Haupstein also sees what the future may hold in seniors’ care. “Long-term care is really under the microscope right now. They are looking at ways to have a much healthier environment,” she says. She hopes that the Golden Health Care model, and their philosophy of care, can help change how seniors are cared for in their golden years. And for Saskatchewan’s aspiring entrepreneurs, she advises that passion is necessary. “You need to have a service or product that you just truly believe in, right to your inner core,” says Haupstein.
Advice for the Next Generation
“I’m not calling any of us old, but we have quite a few years behind us and a lot of experience in this group” Hunchak jokingly turned the conversation to advice for the next generation. “If you have the right people and you share your vision with them, you’re all pulling in the same direction, that’s the key for success. And I think we have a leg up n Saskatchewan because we have a strong group of people that believe in the same thing,” says Flavel. “The key to success is passion. If you’re passionate about what you’re doing it will rub off on people,” says MacDonald. Like MacDonald, Harasymchuk is about drive and passion and encourages the next generation, “Don’t stop till they’re nailing shut your coffin. Don’t stall.

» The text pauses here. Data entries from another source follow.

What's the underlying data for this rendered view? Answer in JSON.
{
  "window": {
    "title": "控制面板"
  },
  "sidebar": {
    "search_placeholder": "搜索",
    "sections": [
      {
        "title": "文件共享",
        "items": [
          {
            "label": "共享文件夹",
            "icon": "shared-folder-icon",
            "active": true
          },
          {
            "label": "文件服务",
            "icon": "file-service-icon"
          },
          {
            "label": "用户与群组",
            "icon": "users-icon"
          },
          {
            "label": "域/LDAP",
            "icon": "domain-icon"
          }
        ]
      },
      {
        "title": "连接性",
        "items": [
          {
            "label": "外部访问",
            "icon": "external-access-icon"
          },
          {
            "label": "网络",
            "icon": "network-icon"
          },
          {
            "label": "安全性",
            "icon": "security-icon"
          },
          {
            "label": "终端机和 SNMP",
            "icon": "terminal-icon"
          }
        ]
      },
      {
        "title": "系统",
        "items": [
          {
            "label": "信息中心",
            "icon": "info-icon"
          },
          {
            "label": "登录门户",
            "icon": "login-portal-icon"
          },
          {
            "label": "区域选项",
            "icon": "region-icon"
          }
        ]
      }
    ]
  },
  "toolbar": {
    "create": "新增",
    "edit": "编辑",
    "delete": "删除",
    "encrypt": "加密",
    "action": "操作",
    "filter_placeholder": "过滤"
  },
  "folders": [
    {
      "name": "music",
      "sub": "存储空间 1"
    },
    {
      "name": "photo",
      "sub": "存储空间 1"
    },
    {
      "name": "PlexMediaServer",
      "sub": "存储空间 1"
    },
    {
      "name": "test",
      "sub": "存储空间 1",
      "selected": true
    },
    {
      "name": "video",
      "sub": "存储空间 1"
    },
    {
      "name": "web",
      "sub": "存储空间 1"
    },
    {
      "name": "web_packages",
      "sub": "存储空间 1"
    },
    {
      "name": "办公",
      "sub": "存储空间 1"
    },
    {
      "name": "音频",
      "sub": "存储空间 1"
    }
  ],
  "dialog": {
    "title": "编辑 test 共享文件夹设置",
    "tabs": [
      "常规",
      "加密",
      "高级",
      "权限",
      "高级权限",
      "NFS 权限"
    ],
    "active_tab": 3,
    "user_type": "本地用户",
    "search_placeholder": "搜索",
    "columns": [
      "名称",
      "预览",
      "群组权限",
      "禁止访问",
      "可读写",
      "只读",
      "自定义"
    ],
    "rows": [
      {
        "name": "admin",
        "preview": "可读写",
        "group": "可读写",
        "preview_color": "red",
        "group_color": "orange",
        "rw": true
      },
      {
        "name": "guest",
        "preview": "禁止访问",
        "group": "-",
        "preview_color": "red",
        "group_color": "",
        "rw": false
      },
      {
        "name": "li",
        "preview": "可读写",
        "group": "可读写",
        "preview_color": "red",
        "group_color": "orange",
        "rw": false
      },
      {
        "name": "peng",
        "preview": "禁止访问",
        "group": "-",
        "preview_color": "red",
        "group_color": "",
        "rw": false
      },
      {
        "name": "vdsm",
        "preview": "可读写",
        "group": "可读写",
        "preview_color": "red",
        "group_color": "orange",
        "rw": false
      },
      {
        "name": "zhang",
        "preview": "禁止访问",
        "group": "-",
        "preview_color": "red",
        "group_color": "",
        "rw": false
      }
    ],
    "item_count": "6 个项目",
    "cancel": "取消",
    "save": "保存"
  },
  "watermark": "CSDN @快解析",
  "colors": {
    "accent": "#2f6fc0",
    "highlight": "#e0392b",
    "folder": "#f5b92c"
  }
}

You throw yourself into it. Give all you can give and it will pay off.” Collins sees Saskatchewan as a place to grow and have a family. “That opportunity exists here. You don’t need to move to a large centre to find that fulfillment and balance. This is the place where you can achieve it. You can succeed in your career and have a family. It’s unlike any other place.” Vandenhurk notes the value in learning and getting good advice. “First and foremost is cultivating continual learning within the organization. As an entrepreneur and now as a CEO of a growing company, you have to love to learn,” she says. “Secondly, we’ve really surrounded ourselves with strong advisors, we have a formal board that asks hard questions.” In closing, Kook advises young entrepreneurs to never fear making a mistake or failure. “I think the fear of making a mistake and having to pivot holds people back and that shouldn’t define failure.”
Hunchak wrapped up with a simple question “when we look back at 2020 and all that the year has brought, will you remember the challenges or the opportunities more?” Every person in the room said “opportunity,” and Saskatchewan is the place that has it.